From what we are seeing in the industry, most of the CIO’s who have experimented with this in US are now rolling it back (often it is done by their successors). The biggest reason for this is that traditionally Testing and QA Departments are responsible for verifying what business has dreamed up and this is why organizations like to keep their business and testing close together. We all know that in majority of situations we here at North America have not yet perfected the creation of business requirement that testers need to create their test cases to ensure what has been promised is actually being delivered. Thus, it has proven to be next to impossible for a team based thousands of miles away to fully do justice to what developers have come up with.

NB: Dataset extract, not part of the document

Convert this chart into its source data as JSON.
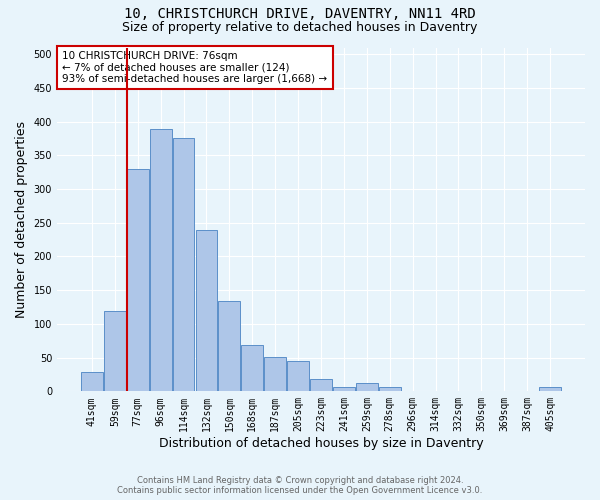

It is realised that this is so much more difficult if these developers and testers are part of the same offshore company.
The current statistics gathered by Paul Herzlich from Ovum show that India needed to graduate over 6,000 to 8,000 testers last year. IT professionals know that one does not come out of university as a tester – one needs to spend at least 5 years in the “testing trenches” to be any good in this crucial discipline and the outsourcing boom in India has not been around long enough to keep up with demand for qualified testers. This is another reason why North American companies that have unsuccessfully experimented with offshoring their testing efforts are reeling them back – they just simply do not know who is testing their products. What we are seeing is that India is now outsourcing their testing work to China, China is outsourcing to Ireland, Ireland to Bulgaria and Bulgaria to Ukraine. It goes without saying that each one of these partners add up their premium and thus pretty much remove the initial reason why this whole thing started – price advantage.
It appears that our wait and see approach in Canada has paid off – Canadian companies chose to keep their finger on the pulse and while potentially offshoring other areas of IT have kept their testing in-house - close to their business.
Anybody these days can come out with a competitive product that pretty much has the same features and potentially the same price, however in the day and age we live in today it only takes one blogger to post an even minor defect they found with one of the products and it is almost guaranteed that the company that has released a “defective” product will not sell much of it and their competitor will get most of the business. This is why the latest stats show that many companies now spend close to 40% of their IT and Development budgets on Testing and Quality Assurance. And this exactly the reason why QA Consultants are in business, already successfully delivering locally close to 250 Canadian QA and Testing projects this year alone at prices that are often better than in India.